Sobre a pandemia: ‘Esse período me deu menos urgência para o que não é urgente. E me deu o tempo de deixar de ser refém pra muita coisa” (Divulgação)

Fafá também avalia os ganhos dos últimos anos: “A maturidade me trouxe paciência (gargalhada). Foi o que idade me trouxe e a pandemia também. Acho tudo urgente, sou ansiosa. Também sou aquela pessoa que não espera, faz. Isso, às vezes, me sobrecarregou muito. Então, esse tempo de estar comigo na pandemia foi importante. Tempo esse que eu nunca tive desde os 17 anos. Esse período me deu menos urgência para o que não é urgente. E me deu o tempo de deixar de ser refém pra muita coisa”.

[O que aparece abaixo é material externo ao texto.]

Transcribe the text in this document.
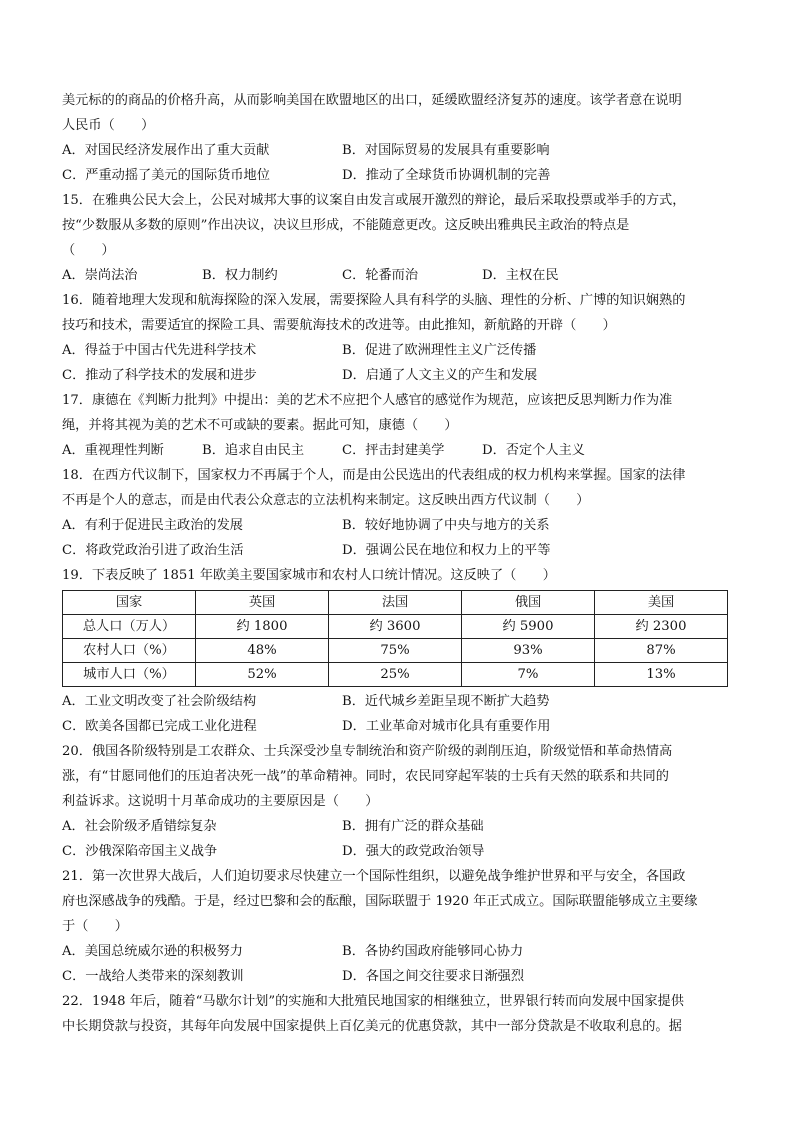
美元标的的商品的价格升高，从而影响美国在欧盟地区的出口，延缓欧盟经济复苏的速度。该学者意在说明
人民币（　　）
A．对国民经济发展作出了重大贡献	B．对国际贸易的发展具有重要影响
C．严重动摇了美元的国际货币地位	D．推动了全球货币协调机制的完善
15．在雅典公民大会上，公民对城邦大事的议案自由发言或展开激烈的辩论，最后采取投票或举手的方式，
按“少数服从多数的原则”作出决议，决议旦形成，不能随意更改。这反映出雅典民主政治的特点是
（　　）
A．崇尚法治	B．权力制约	C．轮番而治	D．主权在民
16．随着地理大发现和航海探险的深入发展，需要探险人具有科学的头脑、理性的分析、广博的知识娴熟的
技巧和技术，需要适宜的探险工具、需要航海技术的改进等。由此推知，新航路的开辟（　　）
A．得益于中国古代先进科学技术	B．促进了欧洲理性主义广泛传播
C．推动了科学技术的发展和进步	D．启通了人文主义的产生和发展
17．康德在《判断力批判》中提出：美的艺术不应把个人感官的感觉作为规范，应该把反思判断力作为准
绳，并将其视为美的艺术不可或缺的要素。据此可知，康德（　　）
A．重视理性判断	B．追求自由民主	C．抨击封建美学	D．否定个人主义
18．在西方代议制下，国家权力不再属于个人，而是由公民选出的代表组成的权力机构来掌握。国家的法律
不再是个人的意志，而是由代表公众意志的立法机构来制定。这反映出西方代议制（　　）
A．有利于促进民主政治的发展	B．较好地协调了中央与地方的关系
C．将政党政治引进了政治生活	D．强调公民在地位和权力上的平等
19．下表反映了 1851 年欧美主要国家城市和农村人口统计情况。这反映了（　　）
国家	英国	法国	俄国	美国
总人口（万人）	约 1800	约 3600	约 5900	约 2300
农村人口（%）	48%	75%	93%	87%
城市人口（%）	52%	25%	7%	13%
A．工业文明改变了社会阶级结构	B．近代城乡差距呈现不断扩大趋势
C．欧美各国都已完成工业化进程	D．工业革命对城市化具有重要作用
20．俄国各阶级特别是工农群众、士兵深受沙皇专制统治和资产阶级的剥削压迫，阶级觉悟和革命热情高
涨，有“甘愿同他们的压迫者决死一战”的革命精神。同时，农民同穿起军装的士兵有天然的联系和共同的
利益诉求。这说明十月革命成功的主要原因是（　　）
A．社会阶级矛盾错综复杂	B．拥有广泛的群众基础
C．沙俄深陷帝国主义战争	D．强大的政党政治领导
21．第一次世界大战后，人们迫切要求尽快建立一个国际性组织，以避免战争维护世界和平与安全，各国政
府也深感战争的残酷。于是，经过巴黎和会的酝酿，国际联盟于 1920 年正式成立。国际联盟能够成立主要缘
于（　　）
A．美国总统威尔逊的积极努力	B．各协约国政府能够同心协力
C．一战给人类带来的深刻教训	D．各国之间交往要求日渐强烈
22．1948 年后，随着“马歇尔计划”的实施和大批殖民地国家的相继独立，世界银行转而向发展中国家提供
中长期贷款与投资，其每年向发展中国家提供上百亿美元的优惠贷款，其中一部分贷款是不收取利息的。据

E completa, falando sobre as conquistas femininas. “Estamos saindo de uma estrutura machista violenta, mas a mulher tem crescido. Além disso, temos sido muito mais solidárias umas com as outras. São conquistas que estão revolucionando a sociedade. Quando deixei meus cabelos brancos, por exemplo, as maiores críticas nas redes vinham de mulheres. Uma delas insistia para que eu pintasse o cabelo, porque dizia que eu estava parecendo uma ‘vovozinha’. Respondi: “Sou uma vovozinha, tenho duas netas lindas, Laura e Julia”. Mas continuo ativa, na ativa e muito melhor que na adolescência (gargalhadas)”.

Está amando? “Se você der um Google, revirando minha vida amorosa, não vai achar ninguém além do pai da Mariana, que só veio a público, porque eu estava grávida. Enfim, Mariana tem um pai que adoro, meu querido amigo, o Raul Mascarenhas, um grande músico. Sempre entendi que esse não é um assunto para estar nos jornais, sites ou capas de revistas. É o que a gente tem de mais precioso que não dá para dividir”.

“Estamos saindo de uma estrutura machista violenta, mas a mulher tem crescido. Além disso, temos sido muito mais solidárias umas com as outras. São conquistas que estão revolucionando a sociedade" (Divulgação)

“Estamos saindo de uma estrutura machista violenta, mas a mulher tem crescido. Além disso, temos sido muito mais solidárias umas com as outras. São conquistas que estão revolucionando a sociedade” (Divulgação)

E revela uma curiosidade que mantém ao longo dos anos: “Vão achar que eu sou doida (gargalhadas). Tem coisas que preservo e amo fazer. Uma delas é que só eu marco os meus hotéis e minhas passagens de férias, mesmo quando não tinha internet. Amo viajar sozinha para lugares que ninguém me conheça, principalmente. Assim consigo voltar à vida cotidiana, sem privilégios. Consigo comprar uma caneca de cerveja e ficar sentada na grama vendo um festival em Edimburgo (Escócia), por exemplo. Adoro ficar comigo. Fora isso, gosto de viajar com amigos. Casamentos, três acabaram em viagens, então estou fora (gargalhadas)”.